Despite A Booming Industry, Hawaiian Utility Company Moves to Block Solar Energy
Although industry reports indicate that continued price reductions for all types of solar technology are expected to open new markets and help the solar industry reach $77 billion in revenue and 26.4 GW in capacity by 2015, some U.S. states are still seeing resistance to widespread adoption.
Recently, Hawai’i’s sole investor-owned utility company, Hawaiian Electric Company (HECO), moved to bar homes and businesses that buy their electricity from installing renewable energy systems like solar panels (EarthJustice).
If the utility is successful in blocking new solar installations, it would continue the state’s dependence on imported fossil fuels for over 96 percent of its energy needs and cause devastating harm to Hawai’i’s growing indigenous solar industry.
“This is a huge step backward for Hawai’i’s clean energy future,” said Jeff Mikulina, Executive Director of Blue Planet Foundation, one of several environmental organizations protesting the move. “Now is not the time to put the brakes on the clean energy industry, local jobs, and customer choice.”
To justify the moratorium, HECO has incorrectly claimed that solar panels will go dead every time a cloud or bird passes overhead, and that individual systems on home or business roofs will bring down the entire grid.
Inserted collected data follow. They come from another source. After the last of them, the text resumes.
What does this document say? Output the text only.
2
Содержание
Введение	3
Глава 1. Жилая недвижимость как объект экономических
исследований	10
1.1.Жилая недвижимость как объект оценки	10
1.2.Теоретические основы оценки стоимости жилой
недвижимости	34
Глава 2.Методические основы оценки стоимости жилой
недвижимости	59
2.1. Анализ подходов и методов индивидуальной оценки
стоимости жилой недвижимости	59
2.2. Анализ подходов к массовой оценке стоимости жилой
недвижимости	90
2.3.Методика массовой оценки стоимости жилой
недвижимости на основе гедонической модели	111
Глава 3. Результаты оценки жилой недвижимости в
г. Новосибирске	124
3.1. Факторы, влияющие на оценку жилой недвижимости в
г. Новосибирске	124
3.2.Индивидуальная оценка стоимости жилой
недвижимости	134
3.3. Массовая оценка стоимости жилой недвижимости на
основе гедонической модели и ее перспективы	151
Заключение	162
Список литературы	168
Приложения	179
HECO proposes to form a working group to study its concerns, according to EarthJustice.
Despite resistance from trepidatious fossil fuel power companies, scientists haven’t stopped looking for new ways to create fuel with the power of the sun.
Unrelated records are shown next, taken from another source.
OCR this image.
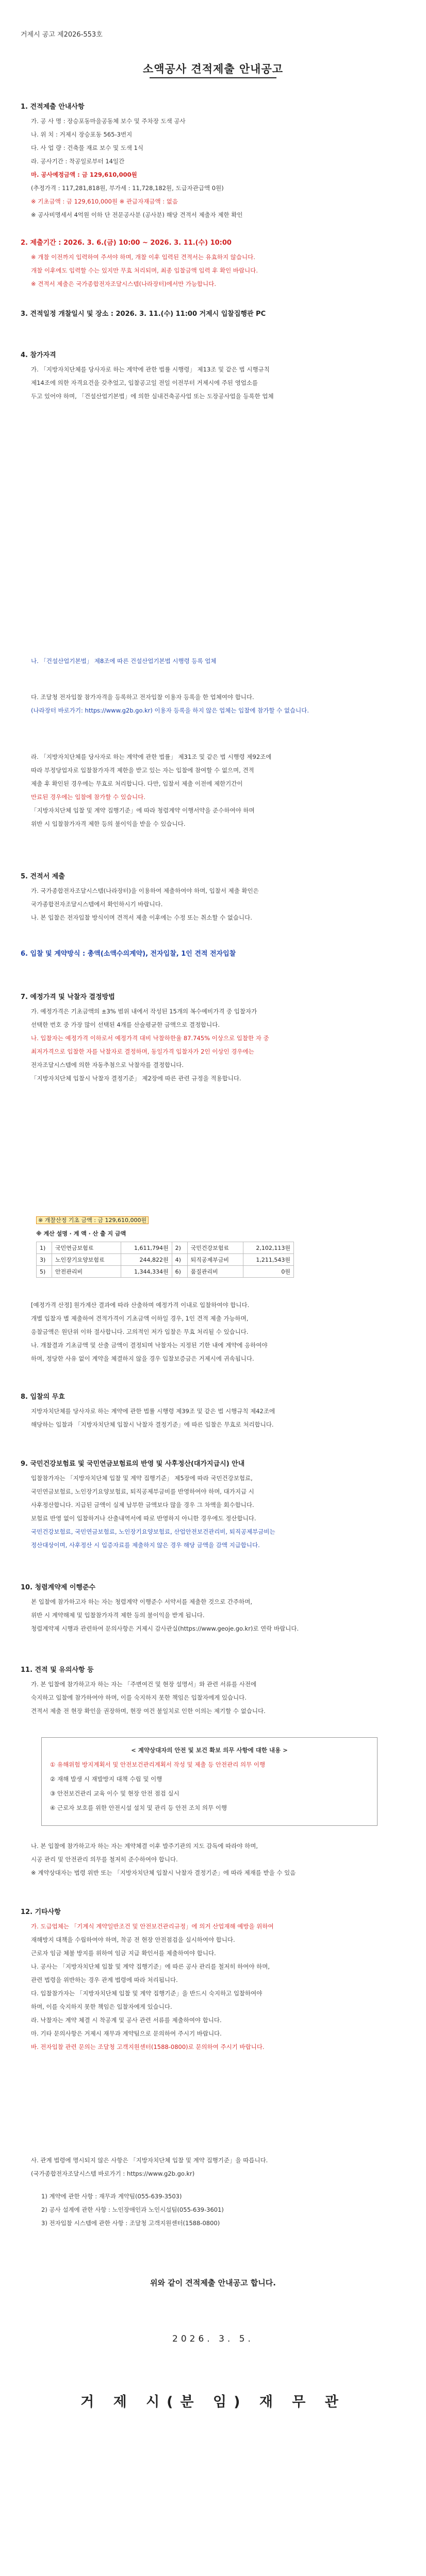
거제시 공고 제2026-553호
소액공사 견적제출 안내공고
1. 견적제출 안내사항
가. 공 사 명 : 장승포동마을공동체 보수 및 주차장 도색 공사
나. 위 치 : 거제시 장승포동 565-3번지
다. 사 업 량 : 건축물 재료 보수 및 도색 1식
라. 공사기간 : 착공일로부터 14일간
마. 공사예정금액 : 금 129,610,000원
(추정가격 : 117,281,818원, 부가세 : 11,728,182원, 도급자관급액 0원)
※ 기초금액 : 금 129,610,000원 ※ 관급자재금액 : 없음
※ 공사비명세서 4억원 이하 단 전문공사분 (공사분) 해당 견적서 제출자 제한 확인
2. 제출기간 : 2026. 3. 6.(금) 10:00 ~ 2026. 3. 11.(수) 10:00
※ 개찰 이전까지 입력하여 주셔야 하며, 개찰 이후 입력된 견적서는 유효하지 않습니다.
개찰 이후에도 입력할 수는 있지만 무효 처리되며, 최종 입찰금액 입력 후 확인 바랍니다.
※ 견적서 제출은 국가종합전자조달시스템(나라장터)에서만 가능합니다.
3. 견적일정 개찰일시 및 장소 : 2026. 3. 11.(수) 11:00 거제시 입찰집행관 PC
4. 참가자격
가. 「지방자치단체를 당사자로 하는 계약에 관한 법률 시행령」 제13조 및 같은 법 시행규칙
제14조에 의한 자격요건을 갖추었고, 입찰공고일 전일 이전부터 거제시에 주된 영업소를
두고 있어야 하며, 「건설산업기본법」에 의한 실내건축공사업 또는 도장공사업을 등록한 업체
나. 「건설산업기본법」 제8조에 따른 건설산업기본법 시행령 등록 업체
다. 조달청 전자입찰 참가자격을 등록하고 전자입찰 이용자 등록을 한 업체여야 합니다.
(나라장터 바로가기: https://www.g2b.go.kr) 이용자 등록을 하지 않은 업체는 입찰에 참가할 수 없습니다.
라. 「지방자치단체를 당사자로 하는 계약에 관한 법률」 제31조 및 같은 법 시행령 제92조에
따라 부정당업자로 입찰참가자격 제한을 받고 있는 자는 입찰에 참여할 수 없으며, 견적
제출 후 확인된 경우에는 무효로 처리합니다. 다만, 입찰서 제출 이전에 제한기간이
만료된 경우에는 입찰에 참가할 수 있습니다.
「지방자치단체 입찰 및 계약 집행기준」에 따라 청렴계약 이행서약을 준수하여야 하며
위반 시 입찰참가자격 제한 등의 불이익을 받을 수 있습니다.
5. 견적서 제출
가. 국가종합전자조달시스템(나라장터)을 이용하여 제출하여야 하며, 입찰서 제출 확인은
국가종합전자조달시스템에서 확인하시기 바랍니다.
나. 본 입찰은 전자입찰 방식이며 견적서 제출 이후에는 수정 또는 취소할 수 없습니다.
6. 입찰 및 계약방식 : 총액(소액수의계약), 전자입찰, 1인 견적 전자입찰
7. 예정가격 및 낙찰자 결정방법
가. 예정가격은 기초금액의 ±3% 범위 내에서 작성된 15개의 복수예비가격 중 입찰자가
선택한 번호 중 가장 많이 선택된 4개를 산술평균한 금액으로 결정합니다.
나. 입찰자는 예정가격 이하로서 예정가격 대비 낙찰하한율 87.745% 이상으로 입찰한 자 중
최저가격으로 입찰한 자를 낙찰자로 결정하며, 동일가격 입찰자가 2인 이상인 경우에는
전자조달시스템에 의한 자동추첨으로 낙찰자를 결정합니다.
「지방자치단체 입찰시 낙찰자 결정기준」 제2장에 따른 관련 규정을 적용합니다.
※ 개찰산정 기초 금액 : 금 129,610,000원
※ 계산 설명 · 계 액 · 산 출 지 금액
1)	국민연금보험료	1,611,794원	2)	국민건강보험료	2,102,113원
3)	노인장기요양보험료	244,822원	4)	퇴직공제부금비	1,211,543원
5)	안전관리비	1,344,334원	6)	품질관리비	0원
[예정가격 산정] 원가계산 결과에 따라 산출하며 예정가격 이내로 입찰하여야 합니다.
개별 입찰자 별 제출하여 견적가격이 기초금액 이하일 경우, 1인 견적 제출 가능하며,
응찰금액은 원단위 이하 절사합니다. 고의적인 저가 입찰은 무효 처리될 수 있습니다.
나. 개찰결과 기초금액 및 산출 금액이 결정되며 낙찰자는 지정된 기한 내에 계약에 응하여야
하며, 정당한 사유 없이 계약을 체결하지 않을 경우 입찰보증금은 거제시에 귀속됩니다.
8. 입찰의 무효
지방자치단체를 당사자로 하는 계약에 관한 법률 시행령 제39조 및 같은 법 시행규칙 제42조에
해당하는 입찰과 「지방자치단체 입찰시 낙찰자 결정기준」에 따른 입찰은 무효로 처리합니다.
9. 국민건강보험료 및 국민연금보험료의 반영 및 사후정산(대가지급시) 안내
입찰참가자는 「지방자치단체 입찰 및 계약 집행기준」 제5장에 따라 국민건강보험료,
국민연금보험료, 노인장기요양보험료, 퇴직공제부금비를 반영하여야 하며, 대가지급 시
사후정산합니다. 지급된 금액이 실제 납부한 금액보다 많을 경우 그 차액을 회수합니다.
보험료 반영 없이 입찰하거나 산출내역서에 따로 반영하지 아니한 경우에도 정산합니다.
국민건강보험료, 국민연금보험료, 노인장기요양보험료, 산업안전보건관리비, 퇴직공제부금비는
정산대상이며, 사후정산 시 입증자료를 제출하지 않은 경우 해당 금액을 감액 지급합니다.
10. 청렴계약제 이행준수
본 입찰에 참가하고자 하는 자는 청렴계약 이행준수 서약서를 제출한 것으로 간주하며,
위반 시 계약해제 및 입찰참가자격 제한 등의 불이익을 받게 됩니다.
청렴계약제 시행과 관련하여 문의사항은 거제시 감사관실(https://www.geoje.go.kr)로 연락 바랍니다.
11. 견적 및 유의사항 등
가. 본 입찰에 참가하고자 하는 자는 「주변여건 및 현장 설명서」와 관련 서류를 사전에
숙지하고 입찰에 참가하여야 하며, 이를 숙지하지 못한 책임은 입찰자에게 있습니다.
견적서 제출 전 현장 확인을 권장하며, 현장 여건 불일치로 인한 이의는 제기할 수 없습니다.
< 계약상대자의 안전 및 보건 확보 의무 사항에 대한 내용 >
① 유해위험 방지계획서 및 안전보건관리계획서 작성 및 제출 등 안전관리 의무 이행
② 재해 발생 시 재발방지 대책 수립 및 이행
③ 안전보건관리 교육 이수 및 현장 안전 점검 실시
④ 근로자 보호를 위한 안전시설 설치 및 관리 등 안전 조치 의무 이행
나. 본 입찰에 참가하고자 하는 자는 계약체결 이후 발주기관의 지도 감독에 따라야 하며,
시공 관리 및 안전관리 의무를 철저히 준수하여야 합니다.
※ 계약상대자는 법령 위반 또는 「지방자치단체 입찰시 낙찰자 결정기준」에 따라 제재를 받을 수 있음
12. 기타사항
가. 도급업체는 「기계식 계약일반조건 및 안전보건관리규정」에 의거 산업재해 예방을 위하여
재해방지 대책을 수립하여야 하며, 착공 전 현장 안전점검을 실시하여야 합니다.
근로자 임금 체불 방지를 위하여 임금 지급 확인서를 제출하여야 합니다.
나. 공사는 「지방자치단체 입찰 및 계약 집행기준」에 따른 공사 관리를 철저히 하여야 하며,
관련 법령을 위반하는 경우 관계 법령에 따라 처리됩니다.
다. 입찰참가자는 「지방자치단체 입찰 및 계약 집행기준」을 반드시 숙지하고 입찰하여야
하며, 이를 숙지하지 못한 책임은 입찰자에게 있습니다.
라. 낙찰자는 계약 체결 시 착공계 및 공사 관련 서류를 제출하여야 합니다.
마. 기타 문의사항은 거제시 재무과 계약팀으로 문의하여 주시기 바랍니다.
바. 전자입찰 관련 문의는 조달청 고객지원센터(1588-0800)로 문의하여 주시기 바랍니다.
사. 관계 법령에 명시되지 않은 사항은 「지방자치단체 입찰 및 계약 집행기준」을 따릅니다.
(국가종합전자조달시스템 바로가기 : https://www.g2b.go.kr)
1) 계약에 관한 사항 : 재무과 계약팀(055-639-3503)
2) 공사 설계에 관한 사항 : 노인장애인과 노인시설팀(055-639-3601)
3) 전자입찰 시스템에 관한 사항 : 조달청 고객지원센터(1588-0800)
위와 같이 견적제출 안내공고 합니다.
2026. 3. 5.
거 제 시(분 임) 재 무 관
Science Daily recently reported that have developed a potent homogeneous catalyst for water oxidation, considered a crucial component for generating clean hydrogen fuel using only water and sunlight. “The long-term goal is to use sunlight to split water into oxygen and hydrogen. Hydrogen becomes the fuel. Its combustion produces the by-product of water — which flows back into a clean, green, renewable cycle.”